The Hamiltonian methods of the theory of solitons are applied to gravisolitons in the dressing formalism. The Poisson bracket for the Lie-algebra valued one-form $A(\varsigma, \eta, \gamma)=\Psi_{,\gamma}\Psi^{-1}$, for gravisolitons in the dressing formalism, for a specific background solution, is defined and computed, agreeing with results previously obtained. A transition matrix ${\cal T}=A(\varsigma, \eta, \gamma) A^{-1}(\eta, \xi, -\gamma)$ for $A$ is defined relating $A$ at ingoing and outgoing light cones.
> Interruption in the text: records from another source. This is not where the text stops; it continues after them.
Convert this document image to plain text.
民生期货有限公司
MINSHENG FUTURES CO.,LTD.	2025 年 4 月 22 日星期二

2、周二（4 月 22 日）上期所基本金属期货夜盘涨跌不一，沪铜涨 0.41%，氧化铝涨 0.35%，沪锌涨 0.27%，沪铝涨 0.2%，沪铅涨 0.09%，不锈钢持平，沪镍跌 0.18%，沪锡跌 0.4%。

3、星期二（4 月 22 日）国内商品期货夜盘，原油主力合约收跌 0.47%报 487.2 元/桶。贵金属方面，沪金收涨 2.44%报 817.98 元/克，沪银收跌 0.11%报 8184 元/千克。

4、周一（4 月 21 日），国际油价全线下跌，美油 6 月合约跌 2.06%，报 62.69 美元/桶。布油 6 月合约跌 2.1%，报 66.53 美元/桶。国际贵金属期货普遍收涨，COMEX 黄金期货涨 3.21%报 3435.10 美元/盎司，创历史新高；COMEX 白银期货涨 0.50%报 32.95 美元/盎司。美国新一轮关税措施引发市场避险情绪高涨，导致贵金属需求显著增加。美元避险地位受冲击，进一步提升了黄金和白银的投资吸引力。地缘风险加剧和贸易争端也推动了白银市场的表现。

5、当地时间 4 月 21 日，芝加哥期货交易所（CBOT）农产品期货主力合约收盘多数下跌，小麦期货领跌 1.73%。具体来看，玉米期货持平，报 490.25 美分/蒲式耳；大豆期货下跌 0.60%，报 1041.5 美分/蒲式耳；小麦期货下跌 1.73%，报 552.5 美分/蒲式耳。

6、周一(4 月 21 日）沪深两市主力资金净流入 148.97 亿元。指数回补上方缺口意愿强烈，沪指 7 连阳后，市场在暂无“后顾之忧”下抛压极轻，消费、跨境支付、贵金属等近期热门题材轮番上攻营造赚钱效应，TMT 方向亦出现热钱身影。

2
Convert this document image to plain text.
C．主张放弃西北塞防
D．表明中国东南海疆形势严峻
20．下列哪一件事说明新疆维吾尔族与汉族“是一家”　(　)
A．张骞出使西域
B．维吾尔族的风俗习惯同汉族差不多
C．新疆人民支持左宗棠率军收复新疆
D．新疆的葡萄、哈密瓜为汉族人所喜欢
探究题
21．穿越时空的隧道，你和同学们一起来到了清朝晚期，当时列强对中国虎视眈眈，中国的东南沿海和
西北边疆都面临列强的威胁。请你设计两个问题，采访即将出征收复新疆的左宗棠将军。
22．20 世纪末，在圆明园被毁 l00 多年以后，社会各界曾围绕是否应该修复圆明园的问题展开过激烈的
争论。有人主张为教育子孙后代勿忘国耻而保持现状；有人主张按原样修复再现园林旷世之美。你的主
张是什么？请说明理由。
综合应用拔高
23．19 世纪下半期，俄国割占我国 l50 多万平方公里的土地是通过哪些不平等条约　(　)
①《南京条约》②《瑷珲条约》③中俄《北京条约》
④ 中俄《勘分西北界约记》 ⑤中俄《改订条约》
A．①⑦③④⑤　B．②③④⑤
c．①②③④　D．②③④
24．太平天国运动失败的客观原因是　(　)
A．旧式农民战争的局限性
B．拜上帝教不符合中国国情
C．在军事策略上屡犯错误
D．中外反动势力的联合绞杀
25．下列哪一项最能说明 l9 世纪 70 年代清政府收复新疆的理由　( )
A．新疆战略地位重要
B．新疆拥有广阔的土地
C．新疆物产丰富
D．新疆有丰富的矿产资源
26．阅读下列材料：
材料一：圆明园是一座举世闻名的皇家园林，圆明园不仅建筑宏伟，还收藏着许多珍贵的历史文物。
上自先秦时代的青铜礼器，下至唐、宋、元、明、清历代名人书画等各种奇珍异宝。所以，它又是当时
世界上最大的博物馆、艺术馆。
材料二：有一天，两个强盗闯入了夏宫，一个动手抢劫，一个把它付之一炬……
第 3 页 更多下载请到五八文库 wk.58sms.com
It is proved that it satisfies equations familiar from integrable pde's with the role of time played by the null coordinate $\eta$. This is a new result mathematically, since there has not been a transition matrix for $A$ in the litterature, while physically it presents the possibility of obtaining integrals of motion (for appropriate boundary conditions), from the trace of the derivative with respect to the null coordinate $\eta$, of ${\cal T}$, in terms of classical relativity connections, since $A(\gamma = \pm 1)$ can be expressed in a simple way in terms of the classical Christoffel symbols. This may prove of use upon quantization since connections are fundamental variables of quantum gravity. The roles of $\eta$ and $\varsigma $ may be reversed to obtain integrals of motion for $\varsigma$, thus $\varsigma$ playing the role of time. This ties well with the two-time interpretation and approach already established before.